Thursday, April 17, 2014

What Would I Do

Been laid up sick the last few days, which has given me ample time for Netflix and napping.

Netflix does have a few gems.  Valkyrie is one of my all time favorite movies.  Not only is it about World War II, my all time favorite history subject, it's the only Tom Cruise movie out there that doesn't feature him running really fast.

"Watch me go zoooooooooooooooooom"

It's a true story about a German officer's plot to kill Adolf Hitler.  As the movie tells you, the Germans tried more than a dozen times to kill their Furher.  It's heartening that while so many millions hid behind the shield of "law" and "following orders," a few brave ones had the moral compass and the courage to stand up to evil.

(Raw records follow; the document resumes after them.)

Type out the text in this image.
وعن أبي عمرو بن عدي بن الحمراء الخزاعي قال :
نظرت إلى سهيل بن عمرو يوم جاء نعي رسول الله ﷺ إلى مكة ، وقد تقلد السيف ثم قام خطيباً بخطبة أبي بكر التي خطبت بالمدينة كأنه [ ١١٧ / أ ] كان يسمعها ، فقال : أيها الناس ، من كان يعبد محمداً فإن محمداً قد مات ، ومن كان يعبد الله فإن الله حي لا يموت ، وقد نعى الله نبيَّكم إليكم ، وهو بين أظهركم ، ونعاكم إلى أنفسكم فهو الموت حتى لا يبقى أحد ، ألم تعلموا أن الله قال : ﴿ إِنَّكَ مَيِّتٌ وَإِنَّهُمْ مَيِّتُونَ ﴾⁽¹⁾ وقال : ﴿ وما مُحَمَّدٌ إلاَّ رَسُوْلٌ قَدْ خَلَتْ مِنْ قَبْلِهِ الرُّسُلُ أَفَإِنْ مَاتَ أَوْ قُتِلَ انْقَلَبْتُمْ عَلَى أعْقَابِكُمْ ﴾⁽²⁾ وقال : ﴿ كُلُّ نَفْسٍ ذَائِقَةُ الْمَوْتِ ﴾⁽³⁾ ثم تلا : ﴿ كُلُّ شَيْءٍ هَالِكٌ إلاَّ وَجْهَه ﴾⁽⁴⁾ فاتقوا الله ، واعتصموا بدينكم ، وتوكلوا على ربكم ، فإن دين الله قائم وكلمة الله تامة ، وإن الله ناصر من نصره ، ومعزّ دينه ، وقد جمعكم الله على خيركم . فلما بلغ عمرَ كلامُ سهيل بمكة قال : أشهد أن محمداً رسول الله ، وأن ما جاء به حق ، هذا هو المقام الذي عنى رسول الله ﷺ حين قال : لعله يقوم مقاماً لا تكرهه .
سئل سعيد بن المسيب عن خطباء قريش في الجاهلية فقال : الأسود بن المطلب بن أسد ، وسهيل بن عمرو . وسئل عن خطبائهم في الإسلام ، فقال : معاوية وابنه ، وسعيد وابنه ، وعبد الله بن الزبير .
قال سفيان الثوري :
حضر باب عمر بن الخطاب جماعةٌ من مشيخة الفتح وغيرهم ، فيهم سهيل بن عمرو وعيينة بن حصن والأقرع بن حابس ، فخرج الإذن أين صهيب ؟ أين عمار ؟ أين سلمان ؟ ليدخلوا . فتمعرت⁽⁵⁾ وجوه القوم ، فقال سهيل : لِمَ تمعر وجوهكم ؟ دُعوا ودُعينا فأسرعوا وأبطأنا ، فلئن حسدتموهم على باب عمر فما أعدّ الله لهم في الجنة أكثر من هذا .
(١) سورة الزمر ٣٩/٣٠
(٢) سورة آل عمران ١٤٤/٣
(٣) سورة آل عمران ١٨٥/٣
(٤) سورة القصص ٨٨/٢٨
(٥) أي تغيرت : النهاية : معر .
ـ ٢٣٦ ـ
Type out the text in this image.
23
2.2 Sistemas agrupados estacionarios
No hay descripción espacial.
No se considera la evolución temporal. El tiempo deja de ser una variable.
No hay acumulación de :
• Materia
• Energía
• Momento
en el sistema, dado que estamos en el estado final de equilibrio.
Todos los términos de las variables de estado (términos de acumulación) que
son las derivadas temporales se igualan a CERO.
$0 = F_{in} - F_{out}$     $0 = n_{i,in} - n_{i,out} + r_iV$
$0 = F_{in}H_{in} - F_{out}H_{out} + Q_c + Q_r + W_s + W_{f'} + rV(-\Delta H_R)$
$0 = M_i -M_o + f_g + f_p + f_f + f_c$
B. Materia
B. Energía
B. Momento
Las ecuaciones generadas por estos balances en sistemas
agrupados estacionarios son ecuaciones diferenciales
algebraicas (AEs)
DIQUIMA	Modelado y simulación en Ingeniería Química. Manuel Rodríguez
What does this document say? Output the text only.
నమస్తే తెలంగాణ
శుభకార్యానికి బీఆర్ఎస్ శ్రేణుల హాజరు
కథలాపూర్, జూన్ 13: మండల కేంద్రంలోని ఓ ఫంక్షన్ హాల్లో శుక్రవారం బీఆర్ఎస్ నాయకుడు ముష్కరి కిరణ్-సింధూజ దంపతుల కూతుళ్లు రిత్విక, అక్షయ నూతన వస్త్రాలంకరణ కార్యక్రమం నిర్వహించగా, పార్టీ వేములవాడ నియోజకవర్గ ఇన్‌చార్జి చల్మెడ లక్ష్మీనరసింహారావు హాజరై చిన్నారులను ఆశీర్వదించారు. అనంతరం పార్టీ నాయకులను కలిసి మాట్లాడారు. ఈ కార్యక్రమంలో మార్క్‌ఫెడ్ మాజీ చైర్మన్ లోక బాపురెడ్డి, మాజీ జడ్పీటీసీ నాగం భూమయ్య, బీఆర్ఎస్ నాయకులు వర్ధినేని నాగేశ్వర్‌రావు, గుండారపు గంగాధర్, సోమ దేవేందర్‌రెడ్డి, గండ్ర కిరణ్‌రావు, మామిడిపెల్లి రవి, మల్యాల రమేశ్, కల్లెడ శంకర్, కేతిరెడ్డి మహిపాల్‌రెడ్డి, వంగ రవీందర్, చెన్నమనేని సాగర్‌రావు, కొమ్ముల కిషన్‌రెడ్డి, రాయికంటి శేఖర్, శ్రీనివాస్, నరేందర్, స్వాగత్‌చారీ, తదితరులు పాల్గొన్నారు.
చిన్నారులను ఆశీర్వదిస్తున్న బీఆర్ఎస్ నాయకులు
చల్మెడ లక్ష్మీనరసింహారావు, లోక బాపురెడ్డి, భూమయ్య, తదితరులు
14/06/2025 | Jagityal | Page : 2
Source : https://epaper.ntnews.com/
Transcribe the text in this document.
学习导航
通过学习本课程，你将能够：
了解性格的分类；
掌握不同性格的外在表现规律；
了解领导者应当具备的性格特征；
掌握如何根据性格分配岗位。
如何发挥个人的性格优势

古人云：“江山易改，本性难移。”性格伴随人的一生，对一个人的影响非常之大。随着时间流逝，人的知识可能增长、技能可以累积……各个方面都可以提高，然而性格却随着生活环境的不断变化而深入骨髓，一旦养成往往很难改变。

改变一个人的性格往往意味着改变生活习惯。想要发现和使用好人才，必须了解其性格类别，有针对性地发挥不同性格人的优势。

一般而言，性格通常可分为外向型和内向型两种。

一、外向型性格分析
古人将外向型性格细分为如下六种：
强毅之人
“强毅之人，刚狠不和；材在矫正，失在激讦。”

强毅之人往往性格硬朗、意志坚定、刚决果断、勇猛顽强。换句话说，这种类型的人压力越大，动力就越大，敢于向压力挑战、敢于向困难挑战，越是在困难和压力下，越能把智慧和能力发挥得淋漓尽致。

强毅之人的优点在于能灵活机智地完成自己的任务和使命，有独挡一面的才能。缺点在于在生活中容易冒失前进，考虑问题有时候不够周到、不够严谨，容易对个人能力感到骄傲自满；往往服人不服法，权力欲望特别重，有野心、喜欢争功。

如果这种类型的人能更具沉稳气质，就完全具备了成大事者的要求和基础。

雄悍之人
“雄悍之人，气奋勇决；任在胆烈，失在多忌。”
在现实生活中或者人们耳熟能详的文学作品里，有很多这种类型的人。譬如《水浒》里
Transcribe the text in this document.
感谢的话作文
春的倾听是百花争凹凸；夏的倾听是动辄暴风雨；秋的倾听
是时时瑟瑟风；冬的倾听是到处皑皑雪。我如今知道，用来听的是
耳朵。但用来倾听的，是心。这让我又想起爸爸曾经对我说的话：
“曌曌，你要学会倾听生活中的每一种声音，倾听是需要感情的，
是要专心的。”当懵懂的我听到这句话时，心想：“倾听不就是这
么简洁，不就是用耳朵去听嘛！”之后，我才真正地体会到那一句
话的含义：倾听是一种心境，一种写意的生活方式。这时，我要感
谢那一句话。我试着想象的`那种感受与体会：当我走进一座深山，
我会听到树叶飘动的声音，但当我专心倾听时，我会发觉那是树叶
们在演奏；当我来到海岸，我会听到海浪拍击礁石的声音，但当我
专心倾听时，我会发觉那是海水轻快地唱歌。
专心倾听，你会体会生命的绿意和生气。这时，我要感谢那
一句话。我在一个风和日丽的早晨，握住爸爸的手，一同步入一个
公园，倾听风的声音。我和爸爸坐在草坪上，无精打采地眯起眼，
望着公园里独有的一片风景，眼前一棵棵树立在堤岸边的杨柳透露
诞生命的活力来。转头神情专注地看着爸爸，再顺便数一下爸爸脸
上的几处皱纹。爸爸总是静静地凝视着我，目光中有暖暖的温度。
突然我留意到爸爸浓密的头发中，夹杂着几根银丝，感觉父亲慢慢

Learning about the Holocaust, slavery, or even the segregated South in the 1950's always gets my blood boiling.  And I wonder, if I lived in one of these peculiar times in history when great injustice was the norm, would I have gone along with everyone else?  

Would I have actively participated in the wrong, telling myself I'm only following orders?  

Would I have known it was wrong but kept silent for fear of retribution?  

Would I have stood up for what's right?

What would you do?

I'd like to say I'd do what's right, but I don't know.  I'll probably never know until I'm in that situation.  Sometimes I'm surprisingly coward.  Other times I'm surprisingly brave.  I hope I'd be the kind of man like Colonel Stauffenberg, who Tom Cruise played in the movie.  

There is a lot of truth in the quote "All that is necessary for evil to triumph is that good men do nothing."

Sometimes the cost of being a good man is quite high.  In Nazi Germany, it'd probably cost you your life.  In America, it will often cost you your freedom.  I've thought a lot about Edward Snowden, Chelsea Manning and the like.  Whether or not you agree with them, these men (one now a woman) risked a lot to shed light on things our own government was doing that most Americans didn't know about.  Some of the things, like the NSA mass surveillance of nearly all Americans, the government had even lied about under oath before Congress.  Their penalty for shedding light on our government's secrets?  One is sentenced to jail for 35 years, and the other probably would be if he hadn't stayed in Russia.

In my eyes, both are heroes. They stood up to evil when they saw it.  How many other employees at the NSA just went along with violating Americans' constitutional rights because they were "following orders?"  Manning and Snowden cared more about what was right, and cared more about their country than any of the others who did something wrong, or unethical under the guise of "doing their duty."  They are heroes, and America needs more like them.